Canadian General Rick Hillier became famous for calling the Taliban “disgusting murderers and scum”. “What he failed to notice was that the Taliban’s enemies were sometimes even worse. When America and its allies invaded Afghanistan, these enemies returned to their homes, this time backed by Western powers, and resumed their criminal activities. Not surprisingly, the locals were not too happy about it,” Robinson noted.

In addition, the Western powers have flooded the country with money. Pour cash into a poor country without proper controls and the consequence is massive corruption. This is exactly what happened in Afghanistan.

Not only did it delegitimise the government, but it resulted in much of the aid going into the hands of the Taliban.

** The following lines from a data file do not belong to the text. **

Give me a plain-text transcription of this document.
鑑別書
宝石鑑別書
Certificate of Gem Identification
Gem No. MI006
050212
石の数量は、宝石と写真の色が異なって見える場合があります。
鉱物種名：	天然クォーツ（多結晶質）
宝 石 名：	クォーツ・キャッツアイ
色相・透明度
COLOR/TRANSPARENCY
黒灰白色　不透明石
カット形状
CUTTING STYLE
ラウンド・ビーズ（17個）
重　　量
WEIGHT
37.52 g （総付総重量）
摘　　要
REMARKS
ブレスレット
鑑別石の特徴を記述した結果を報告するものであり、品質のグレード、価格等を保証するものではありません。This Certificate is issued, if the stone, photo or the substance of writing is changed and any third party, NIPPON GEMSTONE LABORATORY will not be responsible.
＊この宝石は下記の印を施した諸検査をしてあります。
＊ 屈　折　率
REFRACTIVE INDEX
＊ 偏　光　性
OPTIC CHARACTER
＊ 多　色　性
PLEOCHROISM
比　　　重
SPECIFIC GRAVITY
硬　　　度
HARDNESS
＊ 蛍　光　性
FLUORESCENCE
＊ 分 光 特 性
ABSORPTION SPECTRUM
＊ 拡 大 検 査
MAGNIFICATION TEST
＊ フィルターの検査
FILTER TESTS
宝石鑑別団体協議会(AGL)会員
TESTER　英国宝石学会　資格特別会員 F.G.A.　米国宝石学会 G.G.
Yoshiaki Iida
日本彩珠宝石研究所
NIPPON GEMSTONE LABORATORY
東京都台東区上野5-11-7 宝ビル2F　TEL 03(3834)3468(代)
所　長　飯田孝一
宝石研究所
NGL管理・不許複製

As John Sopko, the US official responsible for auditing US spending in Afghanistan, puts it, “The end of the US supply chain in Afghanistan is the Taliban. If you want to know who armed and paid for the Taliban, the answer is: America did it.”

“The West imagined it could win in Afghanistan by investing money and resources. But, as Napoleon observed, ‘the moral relates to the physical as three to one’. Events in Afghanistan confirm that”, –  Robinson noted.

What is the threat to Russia

Of course, the coming to power in Afghanistan of the Taliban, which is considered a terrorist organisation, poses a threat to Russia and its southern borders, and some southern republics of the former Soviet Union fear them. But it is not in the way it is commonly thought of. “The Taliban myth does not pose a threat on a global scale, but there are indications that it may work on a regional level or within a particular state,” Kirill Semyonov, an expert with Al-Monitor (Washington), writes on the Russian Council on Foreign Affairs’ website.

He continues: “A far greater threat to the states of Central Asia is not the possibility of a direct invasion by the Taliban or individual, splinter, more radical elements, but the trend set in motion by the Taliban’s successes … The actions of the authorities in some Central Asian states that restrict rights and freedoms, increase repression, and initiate steps to suppress any Islamic organisations that operate from a moderate Islamic perspective, or introduce various restrictive measures relating to the prohibition of terrorism. And this will create a much broader base of its hypothetical supporters – “they will not set global objectives, but will pursue a change of power in a particular country.

The main thing is that the defeat of the U.S. in Afghanistan is, above all, a telling defeat for the globalists and the entire imperial policy of Washington, a failure of attempts to forcefully impose on the world, and in this case, on the people of just one small country, morals, customs and manners that they do not accept.

Of course, Afghanistan will change, but the creator of this change must be its own people.